令和元年9月の鶏卵卸売価格(東京、M玉)は、1キログラム当たり179円と前月から29円上昇した(図19)。
鶏卵相場は、例年、不需要期の夏場に低下し、気温の低下とともに最需要期の12月に向けて上昇する傾向にある。本年は9月上旬まで、家計消費などの需要が好調である一方、供給過多の状況が続いていたことから、相場は軟調に推移していた。しかし、9月中旬以降、気温の低下に伴う需要増に加え、成鶏更新・空舎延長事業による生産調整、主要産地である千葉県などでの一部鶏舎の台風被害などによる供給減から、相場は上昇傾向で推移している。

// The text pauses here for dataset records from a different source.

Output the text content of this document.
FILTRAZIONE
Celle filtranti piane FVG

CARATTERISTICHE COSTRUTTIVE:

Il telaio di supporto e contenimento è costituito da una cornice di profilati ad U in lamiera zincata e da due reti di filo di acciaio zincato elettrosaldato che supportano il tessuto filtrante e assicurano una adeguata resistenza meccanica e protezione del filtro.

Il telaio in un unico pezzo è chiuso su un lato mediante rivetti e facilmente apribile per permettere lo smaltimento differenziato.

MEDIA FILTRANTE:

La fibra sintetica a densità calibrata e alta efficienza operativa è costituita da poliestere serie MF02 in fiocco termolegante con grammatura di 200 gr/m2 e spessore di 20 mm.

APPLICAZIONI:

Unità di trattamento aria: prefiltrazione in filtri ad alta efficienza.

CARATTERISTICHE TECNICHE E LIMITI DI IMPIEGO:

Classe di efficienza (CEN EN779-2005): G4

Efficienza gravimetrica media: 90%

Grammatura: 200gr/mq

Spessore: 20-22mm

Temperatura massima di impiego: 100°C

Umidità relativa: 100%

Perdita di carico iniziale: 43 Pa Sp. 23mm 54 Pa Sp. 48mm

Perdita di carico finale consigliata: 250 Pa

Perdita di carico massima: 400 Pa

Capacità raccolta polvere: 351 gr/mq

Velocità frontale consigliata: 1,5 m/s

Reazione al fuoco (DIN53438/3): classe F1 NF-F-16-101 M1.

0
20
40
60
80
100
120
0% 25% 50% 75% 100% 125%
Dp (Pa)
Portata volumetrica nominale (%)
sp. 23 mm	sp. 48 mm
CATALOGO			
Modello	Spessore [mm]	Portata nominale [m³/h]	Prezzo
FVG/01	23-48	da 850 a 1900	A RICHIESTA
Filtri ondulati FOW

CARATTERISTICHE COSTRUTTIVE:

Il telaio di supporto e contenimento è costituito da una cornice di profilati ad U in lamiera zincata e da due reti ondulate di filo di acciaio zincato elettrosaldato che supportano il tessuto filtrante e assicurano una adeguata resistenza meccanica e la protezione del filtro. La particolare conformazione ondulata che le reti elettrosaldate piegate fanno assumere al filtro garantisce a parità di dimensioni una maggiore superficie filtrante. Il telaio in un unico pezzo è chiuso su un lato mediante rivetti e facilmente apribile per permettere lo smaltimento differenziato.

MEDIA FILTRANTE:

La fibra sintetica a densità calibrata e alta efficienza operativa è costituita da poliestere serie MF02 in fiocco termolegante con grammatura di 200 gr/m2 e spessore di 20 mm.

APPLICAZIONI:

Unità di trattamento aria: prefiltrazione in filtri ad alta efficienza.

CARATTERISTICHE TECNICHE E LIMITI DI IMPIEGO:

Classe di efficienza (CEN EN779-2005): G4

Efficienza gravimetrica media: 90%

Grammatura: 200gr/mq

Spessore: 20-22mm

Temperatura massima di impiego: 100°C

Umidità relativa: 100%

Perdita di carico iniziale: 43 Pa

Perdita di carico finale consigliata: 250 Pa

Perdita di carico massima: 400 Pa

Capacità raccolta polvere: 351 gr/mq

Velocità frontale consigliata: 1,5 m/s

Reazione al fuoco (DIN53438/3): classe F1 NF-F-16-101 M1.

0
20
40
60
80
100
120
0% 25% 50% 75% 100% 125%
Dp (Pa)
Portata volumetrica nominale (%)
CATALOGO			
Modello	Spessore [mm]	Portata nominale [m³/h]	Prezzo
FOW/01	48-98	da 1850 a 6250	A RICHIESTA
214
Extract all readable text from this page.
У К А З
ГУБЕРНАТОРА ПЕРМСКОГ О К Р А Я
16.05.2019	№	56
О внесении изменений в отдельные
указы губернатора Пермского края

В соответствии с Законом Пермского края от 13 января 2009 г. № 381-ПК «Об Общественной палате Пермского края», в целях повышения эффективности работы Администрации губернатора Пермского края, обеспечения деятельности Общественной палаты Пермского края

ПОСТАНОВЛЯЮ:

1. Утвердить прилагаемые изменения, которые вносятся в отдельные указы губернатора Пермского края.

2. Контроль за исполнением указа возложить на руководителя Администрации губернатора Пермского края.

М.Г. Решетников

今後について、供給面では、採卵用めすひなのえ付け羽数は前年同月を下回って推移しており、え付け羽数の増減は、え付けから産卵開始までの約5カ月後から少しずつ生産量に影響が出てくるものとされていることから、当面の間は生産量の減少が続くとみられる(図20)。需要面では、家計消費など好調な消費が続く中、さらなる気温の低下に伴いおでんやすき焼きなどの季節需要の増加が見込まれる。一方で、気象庁の長期予報では、今冬の気温が平年より高い確率は40%と見込まれており、気温の影響を受けやすい季節需要の動向が注視される。